La existencia de israelitas de origen cananeo e hitita, por lo menos, está atestiguada en la reprensión que el profeta Ezequiel, ya en tiempos babilónicos, hizo contra Jerusalén: “Así ha dicho el Señor sobre Jerusalén: tu origen, tu nacimiento es de la tierra de Canaán; tu padre fue un amorreo y tu madre una hitita” (Ezequiel 16:3). ¿Por qué podemos asumir que esta referencia a amorreos e hititas implica la existencia de un contingente israelita con esos orígenes? Porque, en términos prácticas, para tiempos de Ezequiel los amorreos estaban reducidos a casi nada, y los hititas ya no existían. De hecho, de los hititas ya nadie —salvo los israelitas— se acordaban.

Eso lo sabemos porque el propio texto bíblico habla de hititas en la corte del rey David. En II Samuel 23:8-39 y en I Crónicas 11:10-47 se ennumera a “los valientes de David”, y en ambas listas aparece Urías el Hitita (el desafortunado esposo de Betsabé).

Es decir: todavía en tiempos babilónicos (segunda mitad del siglo VI AEC) ciertos israelitas eran claramente identificados como de origen hitita, pese a que el Imperio Hitita había colapsado durante la primera mitad del siglo XII AEC, y los reinos neo-hititas habían desaparecido desde el siglo VIII AEC ante el embate de los asirios.

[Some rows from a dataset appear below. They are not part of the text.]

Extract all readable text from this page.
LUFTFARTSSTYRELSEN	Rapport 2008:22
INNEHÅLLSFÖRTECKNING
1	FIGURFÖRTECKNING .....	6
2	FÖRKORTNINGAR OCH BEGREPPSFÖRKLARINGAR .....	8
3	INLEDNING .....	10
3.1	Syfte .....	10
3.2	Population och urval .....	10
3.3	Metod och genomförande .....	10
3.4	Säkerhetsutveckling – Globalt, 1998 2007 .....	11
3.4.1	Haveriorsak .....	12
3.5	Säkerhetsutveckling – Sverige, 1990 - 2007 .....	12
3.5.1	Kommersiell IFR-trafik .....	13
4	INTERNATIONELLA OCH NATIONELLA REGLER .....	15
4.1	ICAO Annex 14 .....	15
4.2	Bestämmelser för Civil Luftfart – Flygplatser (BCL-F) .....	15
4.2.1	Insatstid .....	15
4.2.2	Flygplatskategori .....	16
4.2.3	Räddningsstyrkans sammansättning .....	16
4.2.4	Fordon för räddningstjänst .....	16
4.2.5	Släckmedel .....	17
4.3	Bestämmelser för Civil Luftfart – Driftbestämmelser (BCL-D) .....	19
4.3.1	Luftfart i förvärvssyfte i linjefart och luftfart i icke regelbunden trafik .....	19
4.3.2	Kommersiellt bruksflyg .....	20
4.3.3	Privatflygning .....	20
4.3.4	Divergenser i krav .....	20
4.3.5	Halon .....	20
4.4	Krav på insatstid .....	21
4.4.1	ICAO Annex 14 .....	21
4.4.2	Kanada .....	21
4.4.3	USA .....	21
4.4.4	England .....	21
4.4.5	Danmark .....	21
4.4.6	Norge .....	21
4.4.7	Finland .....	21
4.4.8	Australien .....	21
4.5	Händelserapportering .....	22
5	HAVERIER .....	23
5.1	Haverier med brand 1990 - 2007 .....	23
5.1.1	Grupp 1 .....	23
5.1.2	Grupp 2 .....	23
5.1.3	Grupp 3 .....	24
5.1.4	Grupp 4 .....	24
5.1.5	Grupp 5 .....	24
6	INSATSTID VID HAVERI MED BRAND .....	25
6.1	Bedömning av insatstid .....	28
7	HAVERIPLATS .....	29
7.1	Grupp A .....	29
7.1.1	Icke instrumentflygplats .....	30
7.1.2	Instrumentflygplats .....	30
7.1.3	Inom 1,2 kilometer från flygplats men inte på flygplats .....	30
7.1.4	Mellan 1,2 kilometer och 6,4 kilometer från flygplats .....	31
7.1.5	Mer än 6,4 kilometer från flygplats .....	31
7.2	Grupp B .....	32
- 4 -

A manera de resumen, se trata de esto: desde la más remota antigüedad cananea, los grupos humanos —independientemente de su origen— identificaron una ciudad a la que le dieron un valor religioso destacado. Según la Biblia, su nombre más antiguo fue Shalem; luego, Jebús; finalmente, Jerusalén.

Todos estos grupos, después de muchas peripecias históricas, se reorganizaron alrededor del que eventualmente se convirtió en el más importante de todos: el israelita. Así, las minorías integradas por sobrevivientes de amorreos, hurritas, hititas, griegos, y probablemente egipcios, se asimilaron y pasaron a ser parte del antiguo Israel.

Tras el período de exilio en Babilonia, los israelitas restauraron su hogar ancestral, aunque esta vez bajo el nombre de Reino de Judea, y así se mantuvo desde la era persa hasta la era romana. Por ello, sus habitantes comenzaron a ser llamados yehudim, es decir, judíos.

El pueblo judío, hasta la fecha, es la descendencia directa de los israelitas, pero por nuestra sangre corre lo poco que sobrevivió de estos grupos cananeos que, siglos antes del rey David, ya habían identificado a Shalem como una ciudad con un significado especial.

Por eso y sin temor a equivocarnos, es que afirmamos que Jerusalén es la capital eterna, única e indivisible del pueblo judío.

Desde los tiempos de Abram, Malkitzédek y los antiguos hebreos, hasta nuestros días, somos los herederos directos de todos aquellos que hicieron de esta ciudad la mayor joya de sus vidas.

Jerusalén, la corona del mundo.

Jerusalén, la luz más grande de todas.